Security Mitigation:

I was lucky that Zoho’s rate limiter was only blocking requests based on IP addresses. A reverse proxy or load balancer has a set of rules that determine which traffic is allowed in and out and from what origin. This is what a firewall is used for. However, sometimes when configuring a reverse proxy, we forget to include checks for localhost, 127.0.0.1, etc. This allows attackers to bypass the rate limiter because their rules don’t exist for these hosts. Additionally, there should be validation that checks if the header has been tampered with or not.

“Zoho’s security upgrade didn’t stop there! After implementing server fixes, they transformed meeting passwords from simple 6 digits to 6 characters, incorporating a mix of letters (a-z, A-Z) and numbers (0–9). With this added layer of complexity, cracking the code now poses a challenge even for the savviest of pentester! 😎🔒”
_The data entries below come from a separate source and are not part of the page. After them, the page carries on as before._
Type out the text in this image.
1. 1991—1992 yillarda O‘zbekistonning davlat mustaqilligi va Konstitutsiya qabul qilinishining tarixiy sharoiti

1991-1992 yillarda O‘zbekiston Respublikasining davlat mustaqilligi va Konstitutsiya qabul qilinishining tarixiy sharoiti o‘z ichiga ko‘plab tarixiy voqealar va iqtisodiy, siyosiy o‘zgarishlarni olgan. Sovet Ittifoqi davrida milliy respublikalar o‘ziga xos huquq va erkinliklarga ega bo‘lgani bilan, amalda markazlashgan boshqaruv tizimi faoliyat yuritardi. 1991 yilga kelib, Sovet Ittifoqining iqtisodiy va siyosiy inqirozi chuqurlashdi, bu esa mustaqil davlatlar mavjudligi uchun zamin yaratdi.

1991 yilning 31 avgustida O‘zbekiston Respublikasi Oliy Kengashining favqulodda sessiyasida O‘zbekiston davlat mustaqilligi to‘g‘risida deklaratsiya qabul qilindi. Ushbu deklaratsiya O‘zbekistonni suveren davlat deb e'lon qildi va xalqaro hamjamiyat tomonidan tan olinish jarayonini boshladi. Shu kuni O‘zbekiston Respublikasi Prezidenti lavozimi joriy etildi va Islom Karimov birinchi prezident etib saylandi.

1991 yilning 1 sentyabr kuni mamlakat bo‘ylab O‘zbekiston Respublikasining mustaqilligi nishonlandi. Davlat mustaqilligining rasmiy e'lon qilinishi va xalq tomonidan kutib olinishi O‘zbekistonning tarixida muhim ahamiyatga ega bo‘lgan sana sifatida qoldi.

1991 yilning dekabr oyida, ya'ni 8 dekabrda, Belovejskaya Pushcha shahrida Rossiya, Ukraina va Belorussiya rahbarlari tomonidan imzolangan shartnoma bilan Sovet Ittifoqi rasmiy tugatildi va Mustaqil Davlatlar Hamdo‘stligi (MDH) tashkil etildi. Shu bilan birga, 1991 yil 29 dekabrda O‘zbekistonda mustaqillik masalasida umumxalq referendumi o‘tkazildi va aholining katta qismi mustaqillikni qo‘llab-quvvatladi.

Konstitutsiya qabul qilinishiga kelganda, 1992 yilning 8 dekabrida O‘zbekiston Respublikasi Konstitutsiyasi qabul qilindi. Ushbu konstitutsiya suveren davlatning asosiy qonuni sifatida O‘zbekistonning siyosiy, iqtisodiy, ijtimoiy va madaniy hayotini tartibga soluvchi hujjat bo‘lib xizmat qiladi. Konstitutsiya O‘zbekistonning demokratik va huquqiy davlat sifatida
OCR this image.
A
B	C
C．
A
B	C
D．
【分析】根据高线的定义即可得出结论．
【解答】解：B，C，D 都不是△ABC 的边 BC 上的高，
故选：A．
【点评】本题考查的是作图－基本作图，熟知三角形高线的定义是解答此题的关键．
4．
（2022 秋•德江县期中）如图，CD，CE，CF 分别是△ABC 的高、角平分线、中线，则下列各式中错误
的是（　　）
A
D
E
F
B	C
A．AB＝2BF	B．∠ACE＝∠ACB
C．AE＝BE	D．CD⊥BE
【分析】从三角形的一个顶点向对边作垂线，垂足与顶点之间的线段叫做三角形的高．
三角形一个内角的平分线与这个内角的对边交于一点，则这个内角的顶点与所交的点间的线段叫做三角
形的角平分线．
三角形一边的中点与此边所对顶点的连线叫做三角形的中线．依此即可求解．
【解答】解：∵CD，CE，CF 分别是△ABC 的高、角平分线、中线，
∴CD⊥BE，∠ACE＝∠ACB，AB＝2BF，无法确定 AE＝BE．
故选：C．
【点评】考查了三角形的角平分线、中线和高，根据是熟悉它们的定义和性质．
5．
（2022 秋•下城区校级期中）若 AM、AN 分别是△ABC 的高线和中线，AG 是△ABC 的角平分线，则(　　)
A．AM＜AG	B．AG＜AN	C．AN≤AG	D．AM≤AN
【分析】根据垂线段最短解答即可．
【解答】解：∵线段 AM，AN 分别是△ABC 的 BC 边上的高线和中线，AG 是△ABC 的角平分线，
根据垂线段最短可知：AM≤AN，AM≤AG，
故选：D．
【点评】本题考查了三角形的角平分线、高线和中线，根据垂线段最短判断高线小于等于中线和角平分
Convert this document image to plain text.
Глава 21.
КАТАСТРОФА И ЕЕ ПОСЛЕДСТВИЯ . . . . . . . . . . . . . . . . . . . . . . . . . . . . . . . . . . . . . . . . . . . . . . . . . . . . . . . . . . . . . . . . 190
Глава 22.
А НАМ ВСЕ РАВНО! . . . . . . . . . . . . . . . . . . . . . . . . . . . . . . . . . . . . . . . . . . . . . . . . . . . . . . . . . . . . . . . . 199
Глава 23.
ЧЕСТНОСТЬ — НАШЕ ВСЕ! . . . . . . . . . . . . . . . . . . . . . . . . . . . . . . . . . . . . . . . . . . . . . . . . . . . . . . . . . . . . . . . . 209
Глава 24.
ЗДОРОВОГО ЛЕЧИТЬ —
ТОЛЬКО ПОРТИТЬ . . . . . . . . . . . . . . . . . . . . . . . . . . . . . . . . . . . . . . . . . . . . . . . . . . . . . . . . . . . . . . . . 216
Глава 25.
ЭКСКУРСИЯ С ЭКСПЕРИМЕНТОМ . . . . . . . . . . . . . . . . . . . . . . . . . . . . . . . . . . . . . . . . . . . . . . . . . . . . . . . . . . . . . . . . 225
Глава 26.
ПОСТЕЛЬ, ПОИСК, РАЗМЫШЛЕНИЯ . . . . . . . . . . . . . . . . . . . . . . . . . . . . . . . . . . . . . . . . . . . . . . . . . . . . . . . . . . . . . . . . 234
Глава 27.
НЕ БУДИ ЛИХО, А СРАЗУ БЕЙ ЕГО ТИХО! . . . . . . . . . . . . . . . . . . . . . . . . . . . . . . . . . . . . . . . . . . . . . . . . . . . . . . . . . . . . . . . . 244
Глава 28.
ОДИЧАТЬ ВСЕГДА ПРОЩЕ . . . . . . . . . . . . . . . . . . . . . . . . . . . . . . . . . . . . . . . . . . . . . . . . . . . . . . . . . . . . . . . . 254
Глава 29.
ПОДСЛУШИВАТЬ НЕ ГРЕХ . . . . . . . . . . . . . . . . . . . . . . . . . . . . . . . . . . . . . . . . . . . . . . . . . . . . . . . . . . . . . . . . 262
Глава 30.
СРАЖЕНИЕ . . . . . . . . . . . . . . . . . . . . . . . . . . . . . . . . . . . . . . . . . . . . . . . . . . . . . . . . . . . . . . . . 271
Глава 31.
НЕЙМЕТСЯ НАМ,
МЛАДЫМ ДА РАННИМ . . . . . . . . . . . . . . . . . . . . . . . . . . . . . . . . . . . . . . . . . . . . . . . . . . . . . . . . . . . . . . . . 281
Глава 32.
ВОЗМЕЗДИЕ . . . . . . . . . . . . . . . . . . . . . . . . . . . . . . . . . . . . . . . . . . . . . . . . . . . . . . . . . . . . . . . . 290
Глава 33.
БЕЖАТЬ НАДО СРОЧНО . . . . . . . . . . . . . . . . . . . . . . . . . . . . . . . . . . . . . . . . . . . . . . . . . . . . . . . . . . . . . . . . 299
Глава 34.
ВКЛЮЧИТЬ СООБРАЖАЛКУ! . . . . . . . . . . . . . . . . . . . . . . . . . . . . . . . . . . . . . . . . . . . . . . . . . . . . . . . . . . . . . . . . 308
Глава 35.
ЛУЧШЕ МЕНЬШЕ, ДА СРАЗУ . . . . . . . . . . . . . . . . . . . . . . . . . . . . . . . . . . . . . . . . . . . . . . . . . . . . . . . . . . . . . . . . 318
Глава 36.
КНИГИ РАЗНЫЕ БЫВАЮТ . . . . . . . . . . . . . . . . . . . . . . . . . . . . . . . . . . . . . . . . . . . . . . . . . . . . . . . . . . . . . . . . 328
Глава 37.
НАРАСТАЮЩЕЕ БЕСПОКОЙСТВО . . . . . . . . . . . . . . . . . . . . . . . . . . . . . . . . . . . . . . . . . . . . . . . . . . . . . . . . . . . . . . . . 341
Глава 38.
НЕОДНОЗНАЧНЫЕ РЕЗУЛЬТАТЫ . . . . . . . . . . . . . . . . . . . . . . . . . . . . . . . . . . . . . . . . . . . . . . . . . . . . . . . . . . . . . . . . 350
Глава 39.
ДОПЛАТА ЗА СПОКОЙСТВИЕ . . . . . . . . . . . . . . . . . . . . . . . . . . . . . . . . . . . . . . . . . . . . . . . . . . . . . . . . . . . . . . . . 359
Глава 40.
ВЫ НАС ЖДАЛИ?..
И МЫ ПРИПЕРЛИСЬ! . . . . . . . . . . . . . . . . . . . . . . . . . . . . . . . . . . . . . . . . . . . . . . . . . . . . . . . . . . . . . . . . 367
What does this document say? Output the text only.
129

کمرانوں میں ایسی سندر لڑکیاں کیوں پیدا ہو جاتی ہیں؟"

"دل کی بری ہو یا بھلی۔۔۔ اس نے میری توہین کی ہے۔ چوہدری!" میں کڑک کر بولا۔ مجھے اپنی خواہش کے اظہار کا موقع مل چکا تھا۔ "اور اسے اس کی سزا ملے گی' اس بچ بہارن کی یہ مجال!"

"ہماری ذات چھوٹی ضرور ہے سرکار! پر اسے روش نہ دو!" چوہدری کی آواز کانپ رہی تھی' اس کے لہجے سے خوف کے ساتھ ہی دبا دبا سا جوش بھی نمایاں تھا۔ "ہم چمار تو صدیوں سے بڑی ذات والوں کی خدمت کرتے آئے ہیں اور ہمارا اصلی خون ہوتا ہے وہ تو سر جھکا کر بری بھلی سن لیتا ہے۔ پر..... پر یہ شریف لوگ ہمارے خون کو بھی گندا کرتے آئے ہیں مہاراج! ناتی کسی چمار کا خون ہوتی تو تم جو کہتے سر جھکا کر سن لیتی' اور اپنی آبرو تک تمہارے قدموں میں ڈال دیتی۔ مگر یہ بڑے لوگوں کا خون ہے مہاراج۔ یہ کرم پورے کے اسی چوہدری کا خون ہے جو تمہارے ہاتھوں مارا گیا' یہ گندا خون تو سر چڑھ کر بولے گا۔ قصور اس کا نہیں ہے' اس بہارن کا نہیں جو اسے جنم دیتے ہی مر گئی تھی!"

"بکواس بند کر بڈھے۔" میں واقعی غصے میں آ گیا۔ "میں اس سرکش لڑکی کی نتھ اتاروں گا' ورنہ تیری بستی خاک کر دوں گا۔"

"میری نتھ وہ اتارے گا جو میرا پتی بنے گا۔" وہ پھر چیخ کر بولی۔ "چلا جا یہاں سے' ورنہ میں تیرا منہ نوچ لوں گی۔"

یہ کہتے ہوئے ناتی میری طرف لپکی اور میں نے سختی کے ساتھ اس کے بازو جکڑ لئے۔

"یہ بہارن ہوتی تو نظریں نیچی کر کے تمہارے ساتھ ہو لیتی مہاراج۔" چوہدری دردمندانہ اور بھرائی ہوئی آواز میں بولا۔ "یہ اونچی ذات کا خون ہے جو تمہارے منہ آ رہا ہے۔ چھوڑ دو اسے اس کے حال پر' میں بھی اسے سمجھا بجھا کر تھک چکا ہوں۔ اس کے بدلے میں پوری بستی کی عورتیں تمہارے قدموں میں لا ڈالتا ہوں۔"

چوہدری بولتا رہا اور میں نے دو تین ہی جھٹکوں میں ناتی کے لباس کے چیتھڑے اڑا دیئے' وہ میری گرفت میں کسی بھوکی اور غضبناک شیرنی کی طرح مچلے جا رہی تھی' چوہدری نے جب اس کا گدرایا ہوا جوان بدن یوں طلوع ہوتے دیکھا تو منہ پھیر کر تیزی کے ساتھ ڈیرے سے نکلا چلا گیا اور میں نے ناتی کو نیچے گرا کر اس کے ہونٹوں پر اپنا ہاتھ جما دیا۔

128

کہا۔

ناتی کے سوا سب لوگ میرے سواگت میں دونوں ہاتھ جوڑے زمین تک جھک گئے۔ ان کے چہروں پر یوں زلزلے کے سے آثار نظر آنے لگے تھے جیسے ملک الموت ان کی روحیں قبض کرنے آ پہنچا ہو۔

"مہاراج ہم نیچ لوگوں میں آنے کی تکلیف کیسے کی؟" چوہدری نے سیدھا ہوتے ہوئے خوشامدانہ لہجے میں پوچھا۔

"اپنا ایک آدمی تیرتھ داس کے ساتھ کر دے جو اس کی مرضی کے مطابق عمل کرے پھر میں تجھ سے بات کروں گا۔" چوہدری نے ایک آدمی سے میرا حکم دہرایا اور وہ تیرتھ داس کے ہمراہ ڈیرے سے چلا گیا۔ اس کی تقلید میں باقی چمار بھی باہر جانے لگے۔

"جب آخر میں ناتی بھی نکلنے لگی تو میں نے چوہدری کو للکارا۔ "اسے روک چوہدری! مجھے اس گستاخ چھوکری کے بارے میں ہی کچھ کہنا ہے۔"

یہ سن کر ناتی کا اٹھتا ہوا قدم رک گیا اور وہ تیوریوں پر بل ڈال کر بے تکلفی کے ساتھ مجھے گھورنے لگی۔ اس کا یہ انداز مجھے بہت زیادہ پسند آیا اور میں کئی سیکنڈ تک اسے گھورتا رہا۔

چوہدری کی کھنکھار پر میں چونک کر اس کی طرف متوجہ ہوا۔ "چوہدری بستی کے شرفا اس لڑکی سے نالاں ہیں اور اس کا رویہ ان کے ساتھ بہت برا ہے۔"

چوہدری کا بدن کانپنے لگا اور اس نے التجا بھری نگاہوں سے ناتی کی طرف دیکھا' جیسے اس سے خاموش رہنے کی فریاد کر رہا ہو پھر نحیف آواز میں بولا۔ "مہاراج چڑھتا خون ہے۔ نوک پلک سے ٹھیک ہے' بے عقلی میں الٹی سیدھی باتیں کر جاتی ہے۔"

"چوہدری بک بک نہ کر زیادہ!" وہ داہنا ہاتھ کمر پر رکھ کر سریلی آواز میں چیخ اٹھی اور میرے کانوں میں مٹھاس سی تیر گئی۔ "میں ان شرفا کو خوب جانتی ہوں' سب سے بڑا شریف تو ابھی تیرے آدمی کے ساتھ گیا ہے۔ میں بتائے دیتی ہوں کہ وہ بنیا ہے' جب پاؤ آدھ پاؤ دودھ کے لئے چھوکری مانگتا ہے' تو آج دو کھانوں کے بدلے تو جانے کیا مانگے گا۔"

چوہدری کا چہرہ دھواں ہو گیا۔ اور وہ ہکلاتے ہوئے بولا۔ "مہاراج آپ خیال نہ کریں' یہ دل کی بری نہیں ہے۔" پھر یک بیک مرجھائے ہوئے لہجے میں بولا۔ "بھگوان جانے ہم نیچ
Initial report — July 9, 2021

Bug confirmed — July 9, 2021

Bug fixed — August 12, 2021

Bounty payout — August 13, 2021

Dear Readers,

I want to extend my deepest gratitude to each and every one of you for joining me on this journey. Your support, engagement, and enthusiasm mean the world to me. Without your encouragement, none of this would be possible.

Thank you for taking the time to read, comment, and share your thoughts. Your feedback drives me to continually improve and strive for excellence. Together, we’re making a difference in the world of cybersecurity, one bug at a time.